Su questo fronte, tuttavia, gli scenari disegnati dagli esperti non fanno presagire nulla di buono. Arginato a fatica in questa prima fase di clausura totale, il virus è ormai stabilmente tra noi, e gli epidemiologi della task force del Governo hanno il fondato timore che la riapertura sic et simpliciter della scuola, con la movimentazione di 8 milioni tra bambini e ragazzi, insegnanti, bidelli, famiglie, eccetera, possa contribuire a rimetterlo in circolo. «Sugli effetti del virus sui bambini e sui benefici della chiusura delle scuole la letteratura scientifica non è tutta d’accordo, ma ne sappiamo ancora troppo poco. Allo stato attuale sappiamo soltanto che a novembre saremo tutti chiamati a fare il vaccino influenzale classico (se l’avessimo fatto all’inizio di quest’anno ci avrebbe consentito di isolare meglio i sintomi legati al corona virus), che a marzo, forse, avremo un vaccino e che solo a giugno del 2021, se tutto andrà bene, riusciremo a superare questa emergenza. Fino ad allora è chiaro che sarà molto complicato ricominciare la scuola, anche con meno bambini. Per riuscirci serve una grande mobilitazione, da domani a settembre, per inventarci qualche nuovo tipo di scuola mista e flessibile, in parte a distanza, in parte all’aperto. Recuperiamo e mettiamo insieme tutti gli spazi aperti dei quartieri, dagli oratori ai cortili. Sperimentiamo nuovi modelli di insegnamento in piccoli gruppi. Raggiungiamo tutti i ragazzi e diamo loro un pc e una connessione wi-fi stabile. Facciamo formazione agli insegnanti. Se non utilizziamo anche questa estate come un grande momento di sperimentazione e di attivazione della comunità educante, a settembre ricominceremo con la didattica dell’emergenza che, malgrado il sacrificio e l’impegno di tanti, si sta rivelando gravemente inadeguata soprattutto negli ordini inferiori di scuola. Anche di questo abbiamo parlato con Conte. La politica deve dare un segnale forte in questa direzione e gli esperti devono fissare urgentemente criteri chiari per rendere possibile, nel rispetto dei precetti di salute, l’attività di servizi, scuole ad educatori».
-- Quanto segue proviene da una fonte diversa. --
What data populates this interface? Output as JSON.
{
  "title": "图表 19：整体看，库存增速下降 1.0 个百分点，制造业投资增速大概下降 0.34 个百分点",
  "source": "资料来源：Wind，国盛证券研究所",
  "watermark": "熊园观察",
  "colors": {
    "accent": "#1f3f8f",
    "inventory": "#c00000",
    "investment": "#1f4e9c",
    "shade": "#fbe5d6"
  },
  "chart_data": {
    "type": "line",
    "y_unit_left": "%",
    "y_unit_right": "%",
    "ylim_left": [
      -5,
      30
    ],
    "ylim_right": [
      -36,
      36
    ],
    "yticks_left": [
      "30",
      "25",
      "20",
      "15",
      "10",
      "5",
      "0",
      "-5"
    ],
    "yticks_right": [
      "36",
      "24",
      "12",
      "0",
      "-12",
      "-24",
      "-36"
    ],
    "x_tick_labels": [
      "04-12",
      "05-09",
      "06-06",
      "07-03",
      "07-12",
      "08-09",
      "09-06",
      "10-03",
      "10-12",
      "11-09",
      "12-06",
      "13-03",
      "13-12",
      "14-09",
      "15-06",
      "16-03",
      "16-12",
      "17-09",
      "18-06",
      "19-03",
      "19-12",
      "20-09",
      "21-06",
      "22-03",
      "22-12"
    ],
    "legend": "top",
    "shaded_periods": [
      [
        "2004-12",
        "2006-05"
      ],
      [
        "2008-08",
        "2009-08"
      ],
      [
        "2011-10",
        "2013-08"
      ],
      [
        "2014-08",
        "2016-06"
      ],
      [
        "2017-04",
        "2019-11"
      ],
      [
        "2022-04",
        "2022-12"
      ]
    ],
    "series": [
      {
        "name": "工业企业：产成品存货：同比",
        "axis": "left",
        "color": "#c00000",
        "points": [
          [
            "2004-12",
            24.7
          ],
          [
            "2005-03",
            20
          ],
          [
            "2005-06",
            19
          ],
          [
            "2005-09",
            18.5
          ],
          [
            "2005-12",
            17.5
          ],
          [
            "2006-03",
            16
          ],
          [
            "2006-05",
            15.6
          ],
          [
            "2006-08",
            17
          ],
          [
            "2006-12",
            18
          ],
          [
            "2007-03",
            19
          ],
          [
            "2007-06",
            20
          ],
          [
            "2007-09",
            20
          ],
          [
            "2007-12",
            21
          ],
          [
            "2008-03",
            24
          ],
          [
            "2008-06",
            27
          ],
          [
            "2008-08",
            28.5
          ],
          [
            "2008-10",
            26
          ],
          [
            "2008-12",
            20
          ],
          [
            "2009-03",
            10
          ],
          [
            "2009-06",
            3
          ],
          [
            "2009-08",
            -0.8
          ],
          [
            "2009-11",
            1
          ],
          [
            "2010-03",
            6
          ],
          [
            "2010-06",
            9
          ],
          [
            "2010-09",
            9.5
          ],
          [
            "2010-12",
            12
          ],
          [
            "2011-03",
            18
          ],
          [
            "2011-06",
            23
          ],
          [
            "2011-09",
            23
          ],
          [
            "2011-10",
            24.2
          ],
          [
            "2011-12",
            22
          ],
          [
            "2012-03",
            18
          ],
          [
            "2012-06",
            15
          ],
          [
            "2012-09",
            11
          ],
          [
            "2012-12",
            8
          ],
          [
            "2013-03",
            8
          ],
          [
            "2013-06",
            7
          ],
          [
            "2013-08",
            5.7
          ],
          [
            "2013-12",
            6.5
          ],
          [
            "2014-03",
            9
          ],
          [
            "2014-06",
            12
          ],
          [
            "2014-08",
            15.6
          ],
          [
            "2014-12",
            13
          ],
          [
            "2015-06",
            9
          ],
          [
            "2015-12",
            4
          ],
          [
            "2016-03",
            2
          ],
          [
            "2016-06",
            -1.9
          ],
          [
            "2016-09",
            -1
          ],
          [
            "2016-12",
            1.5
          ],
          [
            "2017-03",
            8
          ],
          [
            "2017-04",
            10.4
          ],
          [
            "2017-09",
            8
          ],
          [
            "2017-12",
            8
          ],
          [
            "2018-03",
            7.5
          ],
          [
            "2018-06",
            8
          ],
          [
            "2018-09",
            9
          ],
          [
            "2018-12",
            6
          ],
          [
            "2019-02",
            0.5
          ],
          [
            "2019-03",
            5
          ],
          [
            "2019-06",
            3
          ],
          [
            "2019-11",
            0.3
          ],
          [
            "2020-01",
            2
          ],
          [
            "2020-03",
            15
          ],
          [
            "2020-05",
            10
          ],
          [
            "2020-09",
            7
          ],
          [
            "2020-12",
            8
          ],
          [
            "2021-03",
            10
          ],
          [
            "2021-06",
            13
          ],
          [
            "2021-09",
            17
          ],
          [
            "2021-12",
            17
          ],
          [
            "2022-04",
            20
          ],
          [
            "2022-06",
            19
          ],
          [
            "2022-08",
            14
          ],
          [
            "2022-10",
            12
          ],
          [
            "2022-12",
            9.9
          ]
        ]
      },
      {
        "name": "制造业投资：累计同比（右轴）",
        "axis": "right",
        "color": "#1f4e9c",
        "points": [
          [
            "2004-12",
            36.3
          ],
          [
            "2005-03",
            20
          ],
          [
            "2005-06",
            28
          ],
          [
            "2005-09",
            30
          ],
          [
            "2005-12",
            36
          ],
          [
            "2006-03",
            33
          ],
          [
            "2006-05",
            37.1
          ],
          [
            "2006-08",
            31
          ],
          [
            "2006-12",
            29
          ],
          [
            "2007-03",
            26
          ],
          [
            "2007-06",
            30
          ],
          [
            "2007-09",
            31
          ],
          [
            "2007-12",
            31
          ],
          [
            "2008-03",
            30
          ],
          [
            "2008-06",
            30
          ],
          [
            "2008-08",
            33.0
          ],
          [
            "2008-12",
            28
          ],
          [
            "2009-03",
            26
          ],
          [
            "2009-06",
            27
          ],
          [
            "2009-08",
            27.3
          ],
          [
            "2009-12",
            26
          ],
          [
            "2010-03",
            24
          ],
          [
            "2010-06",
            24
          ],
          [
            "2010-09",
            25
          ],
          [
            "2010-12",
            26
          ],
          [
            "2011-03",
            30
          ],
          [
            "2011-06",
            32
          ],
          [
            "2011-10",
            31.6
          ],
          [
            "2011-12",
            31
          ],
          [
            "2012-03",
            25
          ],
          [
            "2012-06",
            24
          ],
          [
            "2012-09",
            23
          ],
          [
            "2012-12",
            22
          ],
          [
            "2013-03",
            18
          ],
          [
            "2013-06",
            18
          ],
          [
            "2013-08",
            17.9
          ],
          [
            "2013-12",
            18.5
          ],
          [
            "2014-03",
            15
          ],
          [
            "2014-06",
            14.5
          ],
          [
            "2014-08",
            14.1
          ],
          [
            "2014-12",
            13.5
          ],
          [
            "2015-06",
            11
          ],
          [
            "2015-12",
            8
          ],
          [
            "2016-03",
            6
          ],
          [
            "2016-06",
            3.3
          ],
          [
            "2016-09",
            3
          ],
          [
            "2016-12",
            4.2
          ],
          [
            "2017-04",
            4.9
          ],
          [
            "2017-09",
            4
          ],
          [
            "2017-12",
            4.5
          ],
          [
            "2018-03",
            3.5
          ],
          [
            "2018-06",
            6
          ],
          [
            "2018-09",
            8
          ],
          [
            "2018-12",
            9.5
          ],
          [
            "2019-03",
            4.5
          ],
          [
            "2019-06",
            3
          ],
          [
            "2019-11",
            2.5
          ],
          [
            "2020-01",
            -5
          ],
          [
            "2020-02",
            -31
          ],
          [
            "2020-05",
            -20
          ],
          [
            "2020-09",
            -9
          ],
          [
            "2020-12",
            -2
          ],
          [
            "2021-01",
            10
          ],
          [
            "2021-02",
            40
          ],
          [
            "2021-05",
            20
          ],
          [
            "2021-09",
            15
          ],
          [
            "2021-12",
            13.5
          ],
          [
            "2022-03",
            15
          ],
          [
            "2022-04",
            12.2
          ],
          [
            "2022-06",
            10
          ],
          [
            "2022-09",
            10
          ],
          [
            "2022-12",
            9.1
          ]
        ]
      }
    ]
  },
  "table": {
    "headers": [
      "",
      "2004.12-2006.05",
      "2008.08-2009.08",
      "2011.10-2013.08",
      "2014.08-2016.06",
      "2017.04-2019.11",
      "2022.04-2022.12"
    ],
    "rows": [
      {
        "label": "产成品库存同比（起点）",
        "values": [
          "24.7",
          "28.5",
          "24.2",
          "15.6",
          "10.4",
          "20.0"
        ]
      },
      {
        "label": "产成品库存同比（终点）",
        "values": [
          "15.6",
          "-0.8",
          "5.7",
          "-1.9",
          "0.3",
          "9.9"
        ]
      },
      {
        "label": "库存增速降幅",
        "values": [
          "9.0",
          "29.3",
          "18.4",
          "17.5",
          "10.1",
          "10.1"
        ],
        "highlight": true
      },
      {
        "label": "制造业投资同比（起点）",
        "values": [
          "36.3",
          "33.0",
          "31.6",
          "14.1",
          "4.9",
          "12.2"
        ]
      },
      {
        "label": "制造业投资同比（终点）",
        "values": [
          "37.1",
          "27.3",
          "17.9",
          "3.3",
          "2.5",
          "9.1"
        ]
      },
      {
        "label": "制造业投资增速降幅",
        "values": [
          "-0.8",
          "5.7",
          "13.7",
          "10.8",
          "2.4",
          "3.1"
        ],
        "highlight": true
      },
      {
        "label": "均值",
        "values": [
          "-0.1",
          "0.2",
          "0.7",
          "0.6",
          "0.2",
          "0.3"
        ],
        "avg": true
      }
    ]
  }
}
Nel corso dell’incontro, Paolo Siani, Paolo Lattanzio, Rossella Muroni, e altri parlamentari, hanno avanzato diverse proposte, tra cui la necessità di garantire un sostegno economico a tutti quei bambini che nascono in questi mesi di forte crisi, attraverso la rimodulazione, in modo semplice e universale, di una serie di interventi e contributi alle famiglie oggi frammentari e discontinui (a partire dal bonus baby sitter ritenuto insoddisfacente da oltre 80mila nuclei familiari). «Immaginate un pizzaiolo napoletano e la moglie estetista che l’anno scorso hanno scelto di fare un figlio: oggi lui non è più pizzaiolo e lei non è più estetista. In quella famiglia o entra lo Stato con un sostegno vero, o entra la camorra. Dare un assegno unico per ogni figlio, anche in forma ridotta, ad esempio fino al compimento del decimo anno, potrebbe cambiare la vita a tanti. Spero che riusciremo a convincere il governo ad adottare questo provvedimento fondamentale. Prima di lasciare Conte, gli ho detto anche che questa epidemia ha messo in evidenza le due gravi criticità del paese: Sanità e Scuola. Sulla prima stiamo recuperando; se riusciremo a recuperare anche sulla seconda – con più formazione, aule migliori, innovando la didattica, eccetera – avremo cambiato il Paese».